IN Brief:
- Global Port Tracker forecasts June US import volumes at 2.25m TEU, up 14.3% year-on-year.
- Imports are expected to fall below 2025 levels from July through September.
- The pattern points to early cargo movement ahead of tariff, fuel, and peak-season uncertainty.
National Retail Federation and Hackett Associates expect US import cargo volumes to rise again in June before falling below 2025 levels into the autumn, signalling another period of frontloaded freight movement.
Ports covered by Global Port Tracker handled 2.05m TEU in April, down 5.1% from March and 7.3% year-on-year. May was projected at 2.14m TEU, up 9.7% from a year earlier, while June is forecast at 2.25m TEU, up 14.3%. The year-on-year increase is partly linked to the weaker import base created by tariff disruption last year.

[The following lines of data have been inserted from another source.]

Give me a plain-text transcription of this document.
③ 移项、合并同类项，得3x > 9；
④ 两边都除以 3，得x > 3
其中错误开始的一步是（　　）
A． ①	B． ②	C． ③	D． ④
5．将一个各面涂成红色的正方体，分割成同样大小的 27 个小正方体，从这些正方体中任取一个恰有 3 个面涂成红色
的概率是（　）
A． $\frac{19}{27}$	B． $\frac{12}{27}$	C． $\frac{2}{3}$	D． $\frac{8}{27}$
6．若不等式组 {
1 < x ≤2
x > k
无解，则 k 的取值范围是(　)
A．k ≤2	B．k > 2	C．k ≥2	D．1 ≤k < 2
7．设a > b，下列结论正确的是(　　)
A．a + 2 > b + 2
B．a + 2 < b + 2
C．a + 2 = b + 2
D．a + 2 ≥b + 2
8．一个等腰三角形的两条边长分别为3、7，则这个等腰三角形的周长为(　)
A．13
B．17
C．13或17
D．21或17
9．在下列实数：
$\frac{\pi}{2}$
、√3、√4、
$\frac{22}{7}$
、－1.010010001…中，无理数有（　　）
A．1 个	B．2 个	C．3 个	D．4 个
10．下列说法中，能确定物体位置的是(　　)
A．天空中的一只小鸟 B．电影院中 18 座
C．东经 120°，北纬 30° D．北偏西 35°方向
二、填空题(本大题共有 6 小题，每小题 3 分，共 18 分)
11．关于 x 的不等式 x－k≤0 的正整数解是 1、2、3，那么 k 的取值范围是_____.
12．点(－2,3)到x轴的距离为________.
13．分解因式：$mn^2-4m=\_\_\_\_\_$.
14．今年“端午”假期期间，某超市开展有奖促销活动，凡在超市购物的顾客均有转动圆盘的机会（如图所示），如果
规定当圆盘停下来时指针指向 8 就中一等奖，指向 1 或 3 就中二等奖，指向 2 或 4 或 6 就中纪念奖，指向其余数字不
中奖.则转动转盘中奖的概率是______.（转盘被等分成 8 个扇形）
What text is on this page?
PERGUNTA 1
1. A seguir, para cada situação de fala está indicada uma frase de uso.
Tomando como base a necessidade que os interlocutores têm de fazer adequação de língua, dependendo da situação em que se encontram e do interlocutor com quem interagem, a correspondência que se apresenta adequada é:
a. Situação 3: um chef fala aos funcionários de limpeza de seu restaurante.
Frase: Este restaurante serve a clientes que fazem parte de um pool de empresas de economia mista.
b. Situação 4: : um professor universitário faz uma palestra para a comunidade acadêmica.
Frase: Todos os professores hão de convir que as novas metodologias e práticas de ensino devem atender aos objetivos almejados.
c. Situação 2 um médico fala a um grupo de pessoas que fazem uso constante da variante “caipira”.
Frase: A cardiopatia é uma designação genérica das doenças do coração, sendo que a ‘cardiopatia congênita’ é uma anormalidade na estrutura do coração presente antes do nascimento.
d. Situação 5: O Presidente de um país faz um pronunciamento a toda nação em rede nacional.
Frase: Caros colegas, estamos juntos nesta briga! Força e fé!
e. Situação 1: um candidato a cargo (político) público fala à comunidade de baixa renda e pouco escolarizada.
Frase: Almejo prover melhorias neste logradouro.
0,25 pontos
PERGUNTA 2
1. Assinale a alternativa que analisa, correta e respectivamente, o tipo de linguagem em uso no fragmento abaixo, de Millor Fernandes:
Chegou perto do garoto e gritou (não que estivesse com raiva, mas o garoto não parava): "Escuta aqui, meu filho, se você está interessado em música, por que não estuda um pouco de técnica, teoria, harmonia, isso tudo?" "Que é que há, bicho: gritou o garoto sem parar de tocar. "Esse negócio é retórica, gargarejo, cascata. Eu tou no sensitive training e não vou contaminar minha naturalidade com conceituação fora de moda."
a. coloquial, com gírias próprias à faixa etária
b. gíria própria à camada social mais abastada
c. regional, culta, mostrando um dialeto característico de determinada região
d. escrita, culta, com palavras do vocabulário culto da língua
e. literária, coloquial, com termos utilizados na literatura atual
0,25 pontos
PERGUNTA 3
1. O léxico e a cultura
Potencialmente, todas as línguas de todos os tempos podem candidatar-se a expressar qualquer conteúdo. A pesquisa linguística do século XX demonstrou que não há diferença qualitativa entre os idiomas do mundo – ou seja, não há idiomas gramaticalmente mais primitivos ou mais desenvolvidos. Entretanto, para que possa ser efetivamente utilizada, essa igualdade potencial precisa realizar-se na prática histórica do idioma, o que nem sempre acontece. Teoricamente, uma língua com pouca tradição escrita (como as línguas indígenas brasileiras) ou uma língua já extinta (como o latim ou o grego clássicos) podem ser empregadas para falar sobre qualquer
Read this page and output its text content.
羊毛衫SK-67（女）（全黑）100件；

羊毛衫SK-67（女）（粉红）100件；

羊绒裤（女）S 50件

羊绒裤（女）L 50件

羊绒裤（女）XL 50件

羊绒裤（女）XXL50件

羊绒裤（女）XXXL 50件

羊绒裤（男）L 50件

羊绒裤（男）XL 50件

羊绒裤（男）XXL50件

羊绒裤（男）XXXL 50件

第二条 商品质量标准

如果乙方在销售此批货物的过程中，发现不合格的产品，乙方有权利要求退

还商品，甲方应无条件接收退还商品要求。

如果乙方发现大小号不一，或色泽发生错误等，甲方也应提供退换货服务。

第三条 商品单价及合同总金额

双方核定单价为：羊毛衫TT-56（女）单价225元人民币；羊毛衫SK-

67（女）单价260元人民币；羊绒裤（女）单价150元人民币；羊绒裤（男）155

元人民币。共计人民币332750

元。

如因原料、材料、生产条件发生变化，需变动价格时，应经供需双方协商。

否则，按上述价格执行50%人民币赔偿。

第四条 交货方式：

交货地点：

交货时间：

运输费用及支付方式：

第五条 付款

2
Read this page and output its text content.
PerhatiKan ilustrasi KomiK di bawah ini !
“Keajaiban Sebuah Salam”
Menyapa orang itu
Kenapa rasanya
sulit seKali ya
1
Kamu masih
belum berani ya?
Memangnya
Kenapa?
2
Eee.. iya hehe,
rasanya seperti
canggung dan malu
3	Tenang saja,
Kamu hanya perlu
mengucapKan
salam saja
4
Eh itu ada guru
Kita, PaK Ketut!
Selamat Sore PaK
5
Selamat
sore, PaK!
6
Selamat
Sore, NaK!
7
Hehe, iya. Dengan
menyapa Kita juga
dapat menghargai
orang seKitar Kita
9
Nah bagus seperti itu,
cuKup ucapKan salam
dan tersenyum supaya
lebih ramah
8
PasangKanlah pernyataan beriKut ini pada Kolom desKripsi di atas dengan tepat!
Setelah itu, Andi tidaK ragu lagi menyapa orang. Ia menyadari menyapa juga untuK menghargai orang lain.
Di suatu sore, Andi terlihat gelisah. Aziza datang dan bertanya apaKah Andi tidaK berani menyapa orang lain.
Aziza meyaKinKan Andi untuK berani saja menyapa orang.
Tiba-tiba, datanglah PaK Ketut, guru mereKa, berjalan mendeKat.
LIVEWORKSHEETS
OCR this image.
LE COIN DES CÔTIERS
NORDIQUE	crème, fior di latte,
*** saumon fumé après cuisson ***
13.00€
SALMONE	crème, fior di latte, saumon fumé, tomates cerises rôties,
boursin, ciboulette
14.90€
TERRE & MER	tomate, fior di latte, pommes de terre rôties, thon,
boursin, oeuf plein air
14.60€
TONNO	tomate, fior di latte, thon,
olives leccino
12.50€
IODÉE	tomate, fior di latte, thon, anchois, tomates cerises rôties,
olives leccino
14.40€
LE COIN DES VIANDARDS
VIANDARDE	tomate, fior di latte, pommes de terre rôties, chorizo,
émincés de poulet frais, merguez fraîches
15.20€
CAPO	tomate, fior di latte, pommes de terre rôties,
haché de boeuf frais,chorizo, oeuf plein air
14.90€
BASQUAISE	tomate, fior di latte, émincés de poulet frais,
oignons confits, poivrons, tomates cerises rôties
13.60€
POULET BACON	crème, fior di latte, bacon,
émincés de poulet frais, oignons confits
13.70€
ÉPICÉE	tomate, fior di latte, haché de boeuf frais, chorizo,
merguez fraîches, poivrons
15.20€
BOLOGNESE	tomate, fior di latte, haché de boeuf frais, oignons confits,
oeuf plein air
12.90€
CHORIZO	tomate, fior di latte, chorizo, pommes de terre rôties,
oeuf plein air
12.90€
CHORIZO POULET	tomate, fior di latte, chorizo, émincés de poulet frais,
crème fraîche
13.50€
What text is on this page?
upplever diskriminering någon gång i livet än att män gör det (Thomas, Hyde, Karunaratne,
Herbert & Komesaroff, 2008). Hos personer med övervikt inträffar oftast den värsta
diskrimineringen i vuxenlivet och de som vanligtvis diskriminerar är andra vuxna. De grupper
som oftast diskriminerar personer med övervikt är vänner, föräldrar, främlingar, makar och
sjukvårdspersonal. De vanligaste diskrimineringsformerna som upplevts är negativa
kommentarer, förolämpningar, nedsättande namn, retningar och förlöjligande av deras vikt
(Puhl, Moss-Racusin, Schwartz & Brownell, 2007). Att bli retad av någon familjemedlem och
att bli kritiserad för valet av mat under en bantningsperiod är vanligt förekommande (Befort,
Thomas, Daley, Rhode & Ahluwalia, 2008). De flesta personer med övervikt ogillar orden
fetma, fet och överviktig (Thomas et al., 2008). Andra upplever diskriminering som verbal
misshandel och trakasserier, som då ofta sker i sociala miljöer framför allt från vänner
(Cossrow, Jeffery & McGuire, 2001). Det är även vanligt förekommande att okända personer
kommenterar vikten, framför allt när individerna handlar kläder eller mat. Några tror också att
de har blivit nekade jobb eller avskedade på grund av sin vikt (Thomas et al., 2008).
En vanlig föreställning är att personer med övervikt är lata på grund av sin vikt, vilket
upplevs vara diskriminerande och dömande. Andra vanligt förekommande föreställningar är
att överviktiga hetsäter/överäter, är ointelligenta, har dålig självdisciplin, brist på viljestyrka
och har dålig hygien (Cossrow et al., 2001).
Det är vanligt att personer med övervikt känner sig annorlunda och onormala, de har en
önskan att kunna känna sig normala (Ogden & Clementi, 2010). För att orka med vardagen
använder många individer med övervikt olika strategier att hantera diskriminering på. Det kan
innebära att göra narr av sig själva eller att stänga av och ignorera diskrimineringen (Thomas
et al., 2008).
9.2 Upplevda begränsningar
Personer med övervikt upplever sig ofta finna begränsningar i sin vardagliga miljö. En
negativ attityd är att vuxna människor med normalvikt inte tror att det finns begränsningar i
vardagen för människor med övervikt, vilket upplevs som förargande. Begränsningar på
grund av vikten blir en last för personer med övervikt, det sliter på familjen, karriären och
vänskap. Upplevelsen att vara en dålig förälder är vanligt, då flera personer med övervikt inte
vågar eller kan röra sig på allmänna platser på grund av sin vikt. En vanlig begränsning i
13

The forecast then turns negative. July is expected to reach 2.19m TEU, down 8.4% year-on-year. August is forecast at 2.12m TEU, down 8.6%, and September at 2.06m TEU, down 2.2%. October is expected to edge up 0.1% to 2.08m TEU.
The first half of 2026 is forecast at 12.6m TEU, up 0.6% from the same period in 2025, helped by the May and June gains. Imports totalled 25.4m TEU in 2025, down 0.3% from 25.5m TEU in 2024.
The profile suggests that importers are bringing forward cargo rather than entering a straightforward demand upswing. Tariff uncertainty, fuel-cost exposure, and peak-season risk are encouraging earlier movement, especially where retailers and distributors want stock landed before potential cost increases take effect. That approach can protect near-term availability, but it shifts pressure into warehousing, cash flow, and inventory management.
For logistics teams, frontloading creates a different operational problem from sustained growth. Ports, drayage providers, rail ramps, distribution centres, and warehouses face a surge that may not continue. Labour schedules, yard space, appointment windows, container returns, and onward transport capacity all need to absorb higher volumes without assuming those volumes will remain at the same level later in the season.
IN Supply recently covered Transpacific spot rate surge exposes freight volatility, where sharp increases on Asia-US routes showed how quickly freight costs can move when demand, carrier pricing, and capacity management align. The latest import forecast points to the cargo-side effect of that volatility: buyers move earlier because waiting can mean paying more, missing allocation, or losing schedule control.
Another recent IN Supply story, China e-commerce sellers shift stock into overseas warehouses, showed how higher airfreight costs and customs changes are already pushing some sellers away from direct parcel models and toward bulk shipping and overseas fulfilment. That shift adds another layer to import planning because inventory is increasingly positioned before demand is finalised.
Frontloading can protect service levels, but it also carries commercial risk. Earlier cargo movement ties up working capital, increases storage requirements, and can leave companies holding stock in the wrong location if demand changes. For retailers, that risk is especially sharp in seasonal and promotional categories. For industrial importers, the risk is more often tied to project timing, customer schedules, spare-parts availability, or production programmes.
Warehousing pressure is one of the most immediate effects. When cargo arrives early, it needs space before it is sold, used, assembled, or redistributed. That can push more stock into overflow facilities, temporary storage, third-party networks, or port-adjacent space. If frontloaded cargo is not matched by accurate demand planning, the cost saving from avoiding a tariff or freight increase can be offset by storage, handling, obsolescence, and rework.
The forecast also complicates transport planning. A June import rise followed by weaker July, August, and September volumes can create a short spike in drayage, rail, and trucking demand. Providers may be reluctant to add permanent capacity for a temporary surge, which can leave shippers exposed to higher spot costs or reduced appointment availability. Inland congestion can then appear even if total annual demand is not especially strong.
The wider market is also shaped by uncertainty around China-origin flows and sourcing diversification. Importers continue to adjust exposure to China, Southeast Asia, India, Mexico, and other production markets, but diversification does not remove freight volatility. It changes where capacity is needed, which ports are used, and how much buffer stock is required.
The June forecast therefore gives a mixed signal. US import volumes are set to rise, but the increase does not necessarily indicate a healthier or more stable freight market. It reflects companies protecting themselves against policy and cost uncertainty by moving cargo earlier. That strategy can work, but only when inventory, warehousing, and inland transport are planned with the same discipline as the ocean booking.